BRISTOL, Tenn. — If Courtney Force has to square off with her famous father in today’s NHRA Funny Car bracket of the Ford Thunder Valley Nationals at Bristol Dragway, she knows exactly what she’s going to give him for Father’s Day.
Nothing less than her best effort.
“It definitely makes it a little tougher when it’s Father’s Day and I may possibly have to compete against my dad. But he knows its my job,” said the 24-year-old rookie drag racer, the daughter of Funny Car living legend John Force. “I think he’d be proud of me if I kicked his butt. But you’ve got to get it done.”
She could meet her dad in today’s Funny Car quarterfinals, assuming she can get past Ron Capps in the opening round. John Force faces archrival Tony Pedregon in Round 1 of eliminations.
She’s made it to the semifinal round twice so far this season, but is 0-3 head-to-head versus Capps. Beating him would be a major milestone. But she won’t have the luxury of basking in it. If the father and daughter reunion is in the making Courtney isn’t cutting her old man any slack and doesn’t expect it in return.
At least any sibling rivalries on the drag strip seem to have been postponed until further notice.
Her older sister Ashley was the first of the Force daughters to make a name for herself in the sport. After a five-year run in Funny Car that included becoming the first woman to win the Mac U.S. Tools Nationals at Indianapolis in two different categories, Ashley Force Hood has taken an extended maternity leave from racing. Her son, Jacob John Hood, was born last summer.
Learning how to handle a Funny Car is a handful for any rookie racer. Having her glamorous sister as a mentor, instead of a competitor, has been a plus.
“She’s keeping busy being a mom this season. That kind of allowed me to step up into the Funny Car racing,” said Courtney Force, who after a year of testing finally got a ride in 2012 with Traxxas Radio Control as her sponsor.

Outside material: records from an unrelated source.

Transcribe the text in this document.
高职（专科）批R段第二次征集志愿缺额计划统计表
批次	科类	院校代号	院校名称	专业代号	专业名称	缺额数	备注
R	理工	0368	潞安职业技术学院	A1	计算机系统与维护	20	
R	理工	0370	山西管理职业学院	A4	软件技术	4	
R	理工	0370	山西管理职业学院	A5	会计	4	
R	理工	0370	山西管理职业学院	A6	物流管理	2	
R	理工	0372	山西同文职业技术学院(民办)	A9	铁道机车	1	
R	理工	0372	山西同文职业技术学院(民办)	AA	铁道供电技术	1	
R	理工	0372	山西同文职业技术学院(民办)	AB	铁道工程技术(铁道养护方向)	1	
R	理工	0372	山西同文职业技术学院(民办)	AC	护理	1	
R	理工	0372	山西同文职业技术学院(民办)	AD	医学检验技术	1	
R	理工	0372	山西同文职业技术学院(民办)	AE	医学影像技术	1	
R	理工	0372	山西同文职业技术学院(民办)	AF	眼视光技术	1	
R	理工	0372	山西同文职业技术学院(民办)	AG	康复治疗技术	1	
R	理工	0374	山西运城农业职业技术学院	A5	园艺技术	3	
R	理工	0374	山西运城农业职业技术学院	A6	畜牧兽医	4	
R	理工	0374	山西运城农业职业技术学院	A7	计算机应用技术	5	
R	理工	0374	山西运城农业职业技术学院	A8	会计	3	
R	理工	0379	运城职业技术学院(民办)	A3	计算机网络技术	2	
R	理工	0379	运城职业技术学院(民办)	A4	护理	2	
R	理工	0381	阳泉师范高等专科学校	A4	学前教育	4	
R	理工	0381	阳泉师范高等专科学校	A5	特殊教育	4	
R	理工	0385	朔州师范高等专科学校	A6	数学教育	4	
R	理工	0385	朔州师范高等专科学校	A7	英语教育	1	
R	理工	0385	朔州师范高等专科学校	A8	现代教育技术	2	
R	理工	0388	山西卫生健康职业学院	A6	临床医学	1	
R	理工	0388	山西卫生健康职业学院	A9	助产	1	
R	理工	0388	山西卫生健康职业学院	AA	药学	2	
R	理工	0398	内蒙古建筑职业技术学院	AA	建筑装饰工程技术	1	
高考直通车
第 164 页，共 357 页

“I’ve learned everything I know from Dad and my sister Ashley. I try to take it all to the racetrack and do the best I can.”
Interestingly enough, “The Other Force Girl” knew from a much earlier age than Ashley that she wanted to be a drag racer. As a grade-schooler she produced crayon drawings of herself racing against her father and Don Prudhomme in her own Funny Car. She was the one clamoring to go to Frank Hawley’s Drag Racing School as soon as she turned 16.
She cut her teeth on Super Comp Dragsters for three seasons before moving up for three seasons of Top Alcohol Dragster. All the while, her parents insisted she focus on academics and have as normal a high school and college experience as any daughter of a legendary 15-time Funny Car champion could possibly have.
“Back at home, I don’t think anybody really knows what I do for a living. When I was going to college I didn’t tell anyone that I was a race car driver on the weekends. I just wanted to go out there and get my college degree just like any college girl,” she said. “In high school I was a cheerleader in addition to taking honors shop classes and getting licensed for Super Comp Dragster.”
As a drag racer, she’s inherently cooler than the average guy. She’s also prettier than the average girl. Her ambition is to be known for her driving. But she also majored in communications with an emphasis on marketing at Cal State Fullerton. She’s aware of her assets as a public figure while remaining disarmingly humble and down to earth.
She could very well be the face of drag racing’s future. She looks like the All-American girl. She could sell the sport to a younger generation. She could sell breakfast cereal, as far as that goes.
“I’m a girly girl. I like to dress up and look cute and get my nails done. But I also like being out at the racetrack and getting dirty. It’s the best of both worlds,” she said.
It’s a world she has known since childhood and she moves around in it with remarkable grace. Between qualifying rounds Saturday she zipped down the top of her fireproof jumpsuit and braved the blazing heat to sign autographs at the Traxxas booth in Nitro Alley. She autographed hundreds of Traxxas magazines bearing her image on the cover. She also put her signature to several radio-controlled replicas of her Traxxas Ford Mustang Funny Car.
“Growing up, I watched my dad sign a million autographs. There are a lot of fans out there and you don’t want to miss anybody,” she said. “It seems like it would be overwhelming to get thrown into a full (racing) circuit. But I grew up in it. I was used to coming out here. I knew I would be traveling a lot and pretty much living out of a suitcase. But I love being out here with my family.”
The other drivers, she said, treat her just like any other rookie driver. She doesn’t get any special treatment, positively or negatively. She does what they all do.
Back at the pits, the fans gathered to watch her warm up the engine for the next round. With its colorful body shell removed, the sheer power of the machinery was awe-inspiring. As she nestled into the cockpit, engine rumbling and nitro fumes filling the workspace, you could see that she is, indeed, like any other Funny Car driver. She lives to pilot a terrifying, 8,000-horsepower bomb.
“Obviously a fuel Funny Car is a whole new animal. It’s definitely going to take some time to learn, and I’m having a good time with it,” she said.